An air sampler (or more properly, air-particle sampler) draws air through a replaceable filter at a nearly constant rate of flow. With some air samplers, you can read the total volume of air on a digital counter. With others, you can calculate the total volume of air by multiplying the known flow rate by the air-sampling time. You should then remove the filter from the air sampler. Then, collect and analyze the radioactivity of the air particles, using instrumentation suited to the type of contaminant suspected.

Analyze the filter papers from air samplers by the procedures given in the air-sampling instruction. If at all possible, use the type of filter paper recommended by the manufacturer of the air samplers. If that type of filter paper is unavailable, substitute other types of filter paper. However, note that air samplers might give erroneous readings if substitute filter papers are used.

Coarse filter papers will allow the finest particles to pass through. This gives low collection efficiencies as compared to the recommended paper. In addition, coarse papers absorb some of the alpha radiation from contaminated particles that have been collected. Therefore, use of other than recommended papers when sampling air for alpha aerosol contamination can result in readings having a substantial error.

Air sampling can be done in two ways, depending on the size of the operation:

. If the operation being monitored is small, take a sample during the operation, with all workers wearing respiratory protection suitable for the aerosol problem expected. After the sample is analyzed, modify respiratory protection according to the findings.

. If the operation is large, make a pilot run under conditions as realistic as possible. Analyze air samples from the pilot run and project the results to the full-scale operation. Continue air sampling through the full-scale operation, monitoring filter papers periodically as a check on the projection from the pilot run.

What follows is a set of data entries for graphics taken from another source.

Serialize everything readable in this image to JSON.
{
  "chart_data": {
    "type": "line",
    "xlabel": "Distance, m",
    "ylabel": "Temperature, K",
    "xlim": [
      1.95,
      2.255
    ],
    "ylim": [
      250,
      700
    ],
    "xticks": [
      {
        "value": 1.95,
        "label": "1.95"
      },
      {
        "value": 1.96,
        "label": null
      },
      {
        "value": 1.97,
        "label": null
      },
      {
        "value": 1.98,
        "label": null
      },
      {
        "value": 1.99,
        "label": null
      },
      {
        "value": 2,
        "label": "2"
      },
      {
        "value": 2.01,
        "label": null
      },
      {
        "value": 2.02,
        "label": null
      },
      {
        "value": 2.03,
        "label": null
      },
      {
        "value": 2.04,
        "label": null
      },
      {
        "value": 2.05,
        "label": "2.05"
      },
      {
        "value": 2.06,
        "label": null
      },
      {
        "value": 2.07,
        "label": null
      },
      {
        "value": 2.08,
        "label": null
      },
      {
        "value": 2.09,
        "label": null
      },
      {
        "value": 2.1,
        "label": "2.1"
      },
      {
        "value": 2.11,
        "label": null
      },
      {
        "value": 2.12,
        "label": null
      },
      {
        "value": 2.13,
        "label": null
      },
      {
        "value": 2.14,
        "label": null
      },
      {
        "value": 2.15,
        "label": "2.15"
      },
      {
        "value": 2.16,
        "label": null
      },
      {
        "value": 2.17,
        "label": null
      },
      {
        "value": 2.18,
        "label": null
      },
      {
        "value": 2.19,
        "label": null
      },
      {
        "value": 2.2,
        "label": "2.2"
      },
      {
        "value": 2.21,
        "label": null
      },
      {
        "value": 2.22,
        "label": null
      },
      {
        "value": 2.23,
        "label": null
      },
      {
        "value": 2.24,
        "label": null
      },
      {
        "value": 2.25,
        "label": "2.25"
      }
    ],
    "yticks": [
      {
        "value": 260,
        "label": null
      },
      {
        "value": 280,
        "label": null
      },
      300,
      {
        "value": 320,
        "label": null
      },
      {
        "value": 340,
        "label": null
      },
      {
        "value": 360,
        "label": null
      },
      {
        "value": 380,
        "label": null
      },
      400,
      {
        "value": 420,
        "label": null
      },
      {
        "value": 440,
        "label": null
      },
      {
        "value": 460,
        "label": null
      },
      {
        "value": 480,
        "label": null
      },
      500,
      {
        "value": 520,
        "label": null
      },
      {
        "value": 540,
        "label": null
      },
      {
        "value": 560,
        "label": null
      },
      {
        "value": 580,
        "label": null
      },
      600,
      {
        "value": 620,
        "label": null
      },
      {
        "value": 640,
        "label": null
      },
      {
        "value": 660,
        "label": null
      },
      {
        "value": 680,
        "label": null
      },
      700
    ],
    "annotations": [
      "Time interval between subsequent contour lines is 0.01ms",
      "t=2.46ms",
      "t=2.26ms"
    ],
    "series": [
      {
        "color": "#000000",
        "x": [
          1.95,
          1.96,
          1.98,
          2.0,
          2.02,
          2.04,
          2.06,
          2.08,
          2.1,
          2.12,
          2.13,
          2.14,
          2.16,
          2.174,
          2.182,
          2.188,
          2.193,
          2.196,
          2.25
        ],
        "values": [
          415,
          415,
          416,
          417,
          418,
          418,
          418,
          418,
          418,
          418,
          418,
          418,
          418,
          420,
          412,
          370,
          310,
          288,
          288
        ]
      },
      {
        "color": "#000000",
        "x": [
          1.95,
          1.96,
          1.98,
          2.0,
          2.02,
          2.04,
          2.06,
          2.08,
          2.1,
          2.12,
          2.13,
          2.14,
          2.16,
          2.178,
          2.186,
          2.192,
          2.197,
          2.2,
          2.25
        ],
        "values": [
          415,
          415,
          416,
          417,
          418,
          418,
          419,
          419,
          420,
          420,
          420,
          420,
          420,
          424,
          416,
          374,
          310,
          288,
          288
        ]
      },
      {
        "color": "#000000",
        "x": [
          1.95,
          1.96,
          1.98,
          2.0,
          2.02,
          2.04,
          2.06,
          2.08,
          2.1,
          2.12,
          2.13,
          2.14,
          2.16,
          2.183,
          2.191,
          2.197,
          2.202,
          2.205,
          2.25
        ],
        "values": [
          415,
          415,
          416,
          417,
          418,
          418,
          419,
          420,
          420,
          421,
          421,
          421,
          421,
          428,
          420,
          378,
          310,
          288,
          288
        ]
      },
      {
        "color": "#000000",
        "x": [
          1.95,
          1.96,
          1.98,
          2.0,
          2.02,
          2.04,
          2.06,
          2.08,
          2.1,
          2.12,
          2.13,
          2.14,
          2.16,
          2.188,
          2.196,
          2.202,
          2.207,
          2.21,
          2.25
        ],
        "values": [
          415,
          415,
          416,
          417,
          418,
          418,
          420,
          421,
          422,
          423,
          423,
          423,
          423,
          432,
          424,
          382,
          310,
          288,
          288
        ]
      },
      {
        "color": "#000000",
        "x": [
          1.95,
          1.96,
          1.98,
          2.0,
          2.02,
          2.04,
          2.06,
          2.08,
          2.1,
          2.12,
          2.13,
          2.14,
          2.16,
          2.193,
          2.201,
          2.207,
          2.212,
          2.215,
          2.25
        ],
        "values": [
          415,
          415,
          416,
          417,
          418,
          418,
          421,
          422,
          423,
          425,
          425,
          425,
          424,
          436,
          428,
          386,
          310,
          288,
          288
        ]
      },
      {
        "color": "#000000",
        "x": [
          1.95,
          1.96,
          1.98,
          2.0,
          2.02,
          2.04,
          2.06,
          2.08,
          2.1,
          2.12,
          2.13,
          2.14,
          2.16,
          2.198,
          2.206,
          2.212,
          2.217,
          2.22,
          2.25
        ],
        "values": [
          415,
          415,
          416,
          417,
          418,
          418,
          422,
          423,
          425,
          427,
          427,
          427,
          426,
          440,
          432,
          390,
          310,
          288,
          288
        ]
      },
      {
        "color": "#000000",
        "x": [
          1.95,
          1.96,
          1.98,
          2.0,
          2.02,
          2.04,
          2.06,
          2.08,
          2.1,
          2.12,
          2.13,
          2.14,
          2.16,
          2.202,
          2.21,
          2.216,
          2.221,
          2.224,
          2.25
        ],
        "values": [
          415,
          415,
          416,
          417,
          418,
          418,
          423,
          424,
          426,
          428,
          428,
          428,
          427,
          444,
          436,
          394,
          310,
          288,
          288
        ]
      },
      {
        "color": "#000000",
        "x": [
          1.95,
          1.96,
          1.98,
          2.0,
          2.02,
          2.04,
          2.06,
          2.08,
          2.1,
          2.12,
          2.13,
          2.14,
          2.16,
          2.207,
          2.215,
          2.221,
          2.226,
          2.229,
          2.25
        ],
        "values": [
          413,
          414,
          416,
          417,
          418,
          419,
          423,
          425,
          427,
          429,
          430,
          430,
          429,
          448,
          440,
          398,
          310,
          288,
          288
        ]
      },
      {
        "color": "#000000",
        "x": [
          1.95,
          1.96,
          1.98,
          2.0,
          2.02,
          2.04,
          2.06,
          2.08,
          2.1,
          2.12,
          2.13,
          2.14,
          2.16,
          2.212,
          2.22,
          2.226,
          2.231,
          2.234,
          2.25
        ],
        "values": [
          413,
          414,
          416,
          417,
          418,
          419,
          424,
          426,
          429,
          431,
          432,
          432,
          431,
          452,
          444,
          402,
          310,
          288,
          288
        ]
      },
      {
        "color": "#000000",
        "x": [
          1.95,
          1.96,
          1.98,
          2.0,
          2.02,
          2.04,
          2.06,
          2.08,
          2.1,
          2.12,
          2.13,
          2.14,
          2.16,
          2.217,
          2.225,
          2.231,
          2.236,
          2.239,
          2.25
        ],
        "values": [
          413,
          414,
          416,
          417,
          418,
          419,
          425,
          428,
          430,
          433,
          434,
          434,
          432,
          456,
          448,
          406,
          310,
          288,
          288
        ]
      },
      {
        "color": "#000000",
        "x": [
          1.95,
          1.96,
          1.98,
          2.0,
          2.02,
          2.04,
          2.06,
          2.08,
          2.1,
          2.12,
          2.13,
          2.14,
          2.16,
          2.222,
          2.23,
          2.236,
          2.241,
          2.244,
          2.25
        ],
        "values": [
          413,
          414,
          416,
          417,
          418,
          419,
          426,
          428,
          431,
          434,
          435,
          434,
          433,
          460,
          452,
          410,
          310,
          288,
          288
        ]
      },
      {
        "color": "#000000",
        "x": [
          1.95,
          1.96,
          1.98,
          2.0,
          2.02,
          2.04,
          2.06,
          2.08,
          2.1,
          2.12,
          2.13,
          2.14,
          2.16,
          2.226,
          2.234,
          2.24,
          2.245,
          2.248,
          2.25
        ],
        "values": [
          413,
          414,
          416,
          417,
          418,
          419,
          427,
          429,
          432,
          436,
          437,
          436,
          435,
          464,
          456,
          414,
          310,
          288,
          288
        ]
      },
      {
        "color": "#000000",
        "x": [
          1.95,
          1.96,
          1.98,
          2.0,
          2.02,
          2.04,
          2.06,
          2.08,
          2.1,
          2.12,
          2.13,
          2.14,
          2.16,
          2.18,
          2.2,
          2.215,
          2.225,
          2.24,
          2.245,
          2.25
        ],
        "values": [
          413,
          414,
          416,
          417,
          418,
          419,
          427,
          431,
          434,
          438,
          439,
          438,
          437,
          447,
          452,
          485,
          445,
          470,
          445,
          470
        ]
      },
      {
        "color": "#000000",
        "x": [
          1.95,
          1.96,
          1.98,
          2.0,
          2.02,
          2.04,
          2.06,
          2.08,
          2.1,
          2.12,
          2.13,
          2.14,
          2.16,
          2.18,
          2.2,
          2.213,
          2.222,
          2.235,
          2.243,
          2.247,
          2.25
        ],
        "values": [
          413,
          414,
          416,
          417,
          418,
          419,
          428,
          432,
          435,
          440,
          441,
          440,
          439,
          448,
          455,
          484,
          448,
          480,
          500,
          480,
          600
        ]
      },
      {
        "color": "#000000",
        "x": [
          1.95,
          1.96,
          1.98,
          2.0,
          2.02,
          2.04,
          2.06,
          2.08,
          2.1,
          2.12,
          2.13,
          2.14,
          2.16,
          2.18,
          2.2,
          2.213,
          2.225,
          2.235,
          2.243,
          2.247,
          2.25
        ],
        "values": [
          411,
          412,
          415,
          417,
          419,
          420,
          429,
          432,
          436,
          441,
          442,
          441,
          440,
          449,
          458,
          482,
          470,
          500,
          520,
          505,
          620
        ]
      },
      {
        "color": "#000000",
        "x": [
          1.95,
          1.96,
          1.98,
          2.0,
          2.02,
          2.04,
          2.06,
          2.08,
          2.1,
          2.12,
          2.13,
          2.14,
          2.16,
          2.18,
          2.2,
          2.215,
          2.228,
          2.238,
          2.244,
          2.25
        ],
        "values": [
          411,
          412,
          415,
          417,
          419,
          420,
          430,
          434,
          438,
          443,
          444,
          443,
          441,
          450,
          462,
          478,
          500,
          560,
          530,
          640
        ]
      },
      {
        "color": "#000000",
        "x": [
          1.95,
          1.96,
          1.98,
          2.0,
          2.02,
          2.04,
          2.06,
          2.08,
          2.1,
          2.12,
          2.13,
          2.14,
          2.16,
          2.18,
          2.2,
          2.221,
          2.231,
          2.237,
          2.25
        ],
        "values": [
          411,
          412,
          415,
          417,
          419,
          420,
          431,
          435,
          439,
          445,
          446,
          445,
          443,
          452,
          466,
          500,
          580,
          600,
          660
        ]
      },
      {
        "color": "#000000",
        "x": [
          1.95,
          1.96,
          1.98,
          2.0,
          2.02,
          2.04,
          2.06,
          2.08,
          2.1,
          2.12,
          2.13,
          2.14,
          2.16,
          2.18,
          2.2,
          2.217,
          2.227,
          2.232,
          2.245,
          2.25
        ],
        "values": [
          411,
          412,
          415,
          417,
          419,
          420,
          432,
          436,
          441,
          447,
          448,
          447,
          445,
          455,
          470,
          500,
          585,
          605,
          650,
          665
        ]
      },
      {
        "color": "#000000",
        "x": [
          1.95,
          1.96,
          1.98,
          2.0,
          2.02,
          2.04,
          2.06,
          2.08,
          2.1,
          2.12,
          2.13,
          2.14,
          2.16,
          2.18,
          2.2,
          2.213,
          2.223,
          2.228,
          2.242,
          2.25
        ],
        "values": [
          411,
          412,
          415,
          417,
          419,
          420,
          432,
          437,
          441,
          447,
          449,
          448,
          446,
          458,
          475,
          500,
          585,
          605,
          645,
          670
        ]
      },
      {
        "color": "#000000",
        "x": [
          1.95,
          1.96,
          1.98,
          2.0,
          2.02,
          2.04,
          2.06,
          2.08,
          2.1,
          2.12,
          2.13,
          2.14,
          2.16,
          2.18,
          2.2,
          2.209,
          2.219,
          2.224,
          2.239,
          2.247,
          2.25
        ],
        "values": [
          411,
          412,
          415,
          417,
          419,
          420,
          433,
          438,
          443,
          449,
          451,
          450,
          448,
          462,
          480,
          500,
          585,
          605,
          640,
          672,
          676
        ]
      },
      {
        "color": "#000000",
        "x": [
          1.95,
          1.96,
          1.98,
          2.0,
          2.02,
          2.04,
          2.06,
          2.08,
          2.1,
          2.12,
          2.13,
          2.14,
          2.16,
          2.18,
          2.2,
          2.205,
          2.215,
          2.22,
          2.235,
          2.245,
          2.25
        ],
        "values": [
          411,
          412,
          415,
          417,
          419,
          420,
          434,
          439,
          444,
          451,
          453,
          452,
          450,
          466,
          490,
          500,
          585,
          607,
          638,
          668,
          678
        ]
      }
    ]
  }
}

While monitoring the spread of contamination, set up the air sampler at a height of about 5 feet, directly downwind from the operation to be monitored but not further than the line demarking the contaminated and clean areas. To monitor the inhalation hazard to operating personnel, set up the air sampler in the highest suspected airborne contamination in which a worker may go.

Fallout Samples

Fallout samples can be taken to check the decay rate of fallout. They can also be used to predict decay better than the assumptions made when measurements are not available. Samples collected before and during the operationalrecovery phase will be most useful in planning radiological-recovery operations.

Take a fallout sample in the same manner as for a standard wipe sample except that you should take a larger sample to obtain a high-radiation reading. It is advisable to obtain a fresh sample each time the ship is decontaminated. Decontamination can selectively remove certain radioisotopes and thereby change the decay rate of the remaining mixture of radioisotopes.

Analyze samples by using laboratory counting techniques. If a laboratory counter is not available, use the procedure for analyzing wipe samples but cover the detector with the beta shield. Plot the net readings on log paper. An example of this type of plot is given in figure 8-19. Compare the plotted points with the dashed line indicating the average decay. If the slope of the plotted data is greater than average decay (as is the case with data up to about 15 hours in fig. 8-19), then the predicted intensities and exposures calculated by methods based on average decay will be greater than the actual future intensities and exposures. On the other hand, if the slope of the plotted data is less than the average decay (as is the case with data after about 20 hours in fig. 8-19) then the predicted intensities and exposures calculated by methods based on average decay will be lower than the actual future intensities and exposures. These differences may be significant for planning purposes.